Indicate what tissue was collected for RNA analysis (region of the intestine)

--> We thank the reviewer for this important comment. As suggested, we have revised the manuscript to indicate that colon tissue was collected for RNA analysis.

Clarify the meaning of the phrase “rodent diet with 60 kcal% fat, 5.24 kcal/g.”

Indicate in the methods whether this means that 60% of the total caloric content is derived from fat, while the remaining 40% comes from carbohydrates and proteins combined, and that the energy density of the diet is 5.24 kilocalories per gram.

--> We thank the reviewer for this valuable comment. As suggested, we have revised the description of the high-fat diet in the Materials and Methods section to clarify that 60% of the total calories were derived from fat, with the remaining 40% from carbohydrates and protein, and that the energy density of the diet was 5.24 kcal/g.

Clarify source of the normal diet and fat content.

--> We thank the reviewer for this helpful comment. As suggested, we have revised the Materials and Methods section to clarify the source and composition of the normal chow diet, indicating that it provided 2.93 kcal/g with approximately 10% of total calories derived from fat.

Statistical Analysis

The following statement appears unnecessary: “This section is not mandatory but can be added to the manuscript if the discussion is unusually long or complex.”

It should be removed, as it is not relevant to the statistical analysis content.

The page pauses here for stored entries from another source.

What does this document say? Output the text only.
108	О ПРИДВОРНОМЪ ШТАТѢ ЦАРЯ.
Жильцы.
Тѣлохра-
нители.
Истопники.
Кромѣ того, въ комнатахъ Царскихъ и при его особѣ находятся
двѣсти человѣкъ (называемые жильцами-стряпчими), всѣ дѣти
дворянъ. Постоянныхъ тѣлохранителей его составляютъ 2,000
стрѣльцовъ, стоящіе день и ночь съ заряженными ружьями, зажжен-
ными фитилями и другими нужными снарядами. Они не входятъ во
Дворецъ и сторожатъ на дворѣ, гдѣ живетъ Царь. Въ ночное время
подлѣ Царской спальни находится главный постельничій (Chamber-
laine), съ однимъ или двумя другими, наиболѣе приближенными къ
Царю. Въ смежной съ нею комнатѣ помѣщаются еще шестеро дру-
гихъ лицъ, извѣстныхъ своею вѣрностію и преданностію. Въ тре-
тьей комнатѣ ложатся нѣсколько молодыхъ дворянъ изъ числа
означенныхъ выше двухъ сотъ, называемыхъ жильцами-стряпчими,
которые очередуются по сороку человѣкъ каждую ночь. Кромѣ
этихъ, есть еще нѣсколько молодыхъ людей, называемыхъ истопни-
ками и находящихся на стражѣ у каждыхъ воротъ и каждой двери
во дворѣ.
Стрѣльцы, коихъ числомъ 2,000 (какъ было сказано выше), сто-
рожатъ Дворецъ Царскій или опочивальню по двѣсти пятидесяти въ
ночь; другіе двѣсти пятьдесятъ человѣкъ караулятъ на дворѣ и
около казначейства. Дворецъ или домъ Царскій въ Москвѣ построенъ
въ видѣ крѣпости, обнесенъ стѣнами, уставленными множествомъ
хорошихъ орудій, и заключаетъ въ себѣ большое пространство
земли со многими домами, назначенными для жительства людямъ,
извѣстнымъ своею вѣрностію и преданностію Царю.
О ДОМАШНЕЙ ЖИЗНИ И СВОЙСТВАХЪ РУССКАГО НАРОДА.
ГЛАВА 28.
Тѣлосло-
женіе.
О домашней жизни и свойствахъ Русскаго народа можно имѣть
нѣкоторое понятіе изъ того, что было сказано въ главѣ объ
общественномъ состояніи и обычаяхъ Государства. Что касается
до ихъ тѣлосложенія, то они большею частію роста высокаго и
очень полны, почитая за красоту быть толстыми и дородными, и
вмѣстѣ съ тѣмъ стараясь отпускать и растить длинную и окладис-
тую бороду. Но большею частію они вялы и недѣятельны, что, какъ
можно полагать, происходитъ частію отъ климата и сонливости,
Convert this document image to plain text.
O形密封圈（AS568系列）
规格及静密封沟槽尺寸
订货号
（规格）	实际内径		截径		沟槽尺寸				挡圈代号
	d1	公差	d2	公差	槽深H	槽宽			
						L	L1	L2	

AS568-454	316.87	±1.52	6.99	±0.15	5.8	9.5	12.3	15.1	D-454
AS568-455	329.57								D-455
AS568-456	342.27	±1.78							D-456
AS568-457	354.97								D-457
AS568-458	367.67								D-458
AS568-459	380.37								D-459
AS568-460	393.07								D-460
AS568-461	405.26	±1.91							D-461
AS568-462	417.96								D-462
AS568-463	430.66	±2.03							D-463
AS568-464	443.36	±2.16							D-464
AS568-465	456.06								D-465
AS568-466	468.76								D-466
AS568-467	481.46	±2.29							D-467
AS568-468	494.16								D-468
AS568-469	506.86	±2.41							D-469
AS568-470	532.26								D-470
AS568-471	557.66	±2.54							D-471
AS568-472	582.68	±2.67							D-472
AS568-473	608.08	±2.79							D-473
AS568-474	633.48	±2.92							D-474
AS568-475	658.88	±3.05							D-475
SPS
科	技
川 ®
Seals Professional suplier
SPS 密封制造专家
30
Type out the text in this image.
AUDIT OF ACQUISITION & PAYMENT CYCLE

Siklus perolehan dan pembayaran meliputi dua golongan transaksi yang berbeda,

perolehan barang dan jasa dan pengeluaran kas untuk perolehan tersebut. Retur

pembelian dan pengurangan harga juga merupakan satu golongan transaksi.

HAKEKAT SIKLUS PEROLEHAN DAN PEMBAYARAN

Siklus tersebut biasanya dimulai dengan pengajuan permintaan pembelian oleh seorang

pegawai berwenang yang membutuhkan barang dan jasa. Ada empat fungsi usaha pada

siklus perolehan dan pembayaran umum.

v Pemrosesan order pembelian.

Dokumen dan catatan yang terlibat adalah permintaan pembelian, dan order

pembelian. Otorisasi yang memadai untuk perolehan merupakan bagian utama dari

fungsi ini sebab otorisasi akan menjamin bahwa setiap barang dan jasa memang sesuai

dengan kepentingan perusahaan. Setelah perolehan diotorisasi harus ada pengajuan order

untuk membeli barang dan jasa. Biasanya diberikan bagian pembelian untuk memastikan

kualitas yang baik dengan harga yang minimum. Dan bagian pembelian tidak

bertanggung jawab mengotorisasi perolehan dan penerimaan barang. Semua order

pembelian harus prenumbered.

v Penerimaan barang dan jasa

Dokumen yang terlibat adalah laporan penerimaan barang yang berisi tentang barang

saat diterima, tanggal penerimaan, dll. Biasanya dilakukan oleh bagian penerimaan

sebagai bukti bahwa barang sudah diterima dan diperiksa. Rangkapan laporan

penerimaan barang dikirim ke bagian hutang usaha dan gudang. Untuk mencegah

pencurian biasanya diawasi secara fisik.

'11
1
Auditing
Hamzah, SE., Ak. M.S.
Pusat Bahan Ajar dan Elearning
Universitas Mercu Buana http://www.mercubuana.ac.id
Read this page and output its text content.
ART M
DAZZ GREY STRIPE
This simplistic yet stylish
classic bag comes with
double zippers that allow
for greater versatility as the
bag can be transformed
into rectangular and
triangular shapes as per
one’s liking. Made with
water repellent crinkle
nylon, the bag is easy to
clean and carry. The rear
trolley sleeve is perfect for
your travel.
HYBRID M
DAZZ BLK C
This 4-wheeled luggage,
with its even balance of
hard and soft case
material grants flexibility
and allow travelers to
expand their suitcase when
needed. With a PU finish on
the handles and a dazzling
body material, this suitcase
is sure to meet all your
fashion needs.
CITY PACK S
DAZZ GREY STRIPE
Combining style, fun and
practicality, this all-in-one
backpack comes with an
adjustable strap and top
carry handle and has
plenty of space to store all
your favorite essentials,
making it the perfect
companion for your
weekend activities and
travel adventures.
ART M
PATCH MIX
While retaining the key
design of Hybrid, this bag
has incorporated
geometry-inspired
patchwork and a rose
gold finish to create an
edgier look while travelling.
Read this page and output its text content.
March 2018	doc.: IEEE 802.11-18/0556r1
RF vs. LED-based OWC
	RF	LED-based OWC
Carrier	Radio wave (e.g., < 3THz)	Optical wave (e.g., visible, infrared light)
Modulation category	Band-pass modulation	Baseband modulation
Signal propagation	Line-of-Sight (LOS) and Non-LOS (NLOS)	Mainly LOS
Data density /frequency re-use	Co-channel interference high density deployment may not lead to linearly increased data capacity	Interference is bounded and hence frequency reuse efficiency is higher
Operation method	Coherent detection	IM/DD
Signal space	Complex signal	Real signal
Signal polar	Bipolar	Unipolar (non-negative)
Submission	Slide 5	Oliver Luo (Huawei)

--> We thank the reviewer for pointing this out. The unnecessary statement has been removed from the manuscript as suggested.

Round 2

Reviewer 1 Report

Comments and Suggestions for Authors

None

Author Response

We are sincerely grateful to the reviewer for the positive assessment that allowed our manuscript to proceed, as well as for the constructive feedback that improved its overall quality.

Reviewer 2 Report

Comments and Suggestions for Authors

Yor responce was not introduced in discussion!!!. "The quantification of total polyphenols in PBPH was not performed as part of this work. However, we acknowledge that this is an important aspect that could further strengthen the interpretation of our results. In future studies, we plan to perform detailed phytochemical analysis, including polyphenol quantification, to further elucidate the contribution of these compounds". We added these limitations in the Discussion section???

Author Response

We sincerely thank the reviewer for this valuable comment. In accordance with the suggestion, we have carefully revised the manuscript and have now explicitly included in the Discussion section the limitation regarding the absence of polyphenol quantification, as well as our plan to perform detailed phytochemical profiling, including polyphenol analysis, in future studies.

Reviewer 3 Report

Comments and Suggestions for Authors

The authors’ have addressed my major concerns.

Author Response

We deeply appreciate the reviewer’s favorable decision to advance our manuscript, and we thank you for the insightful comments that contributed to enhancing the clarity and rigor of the work.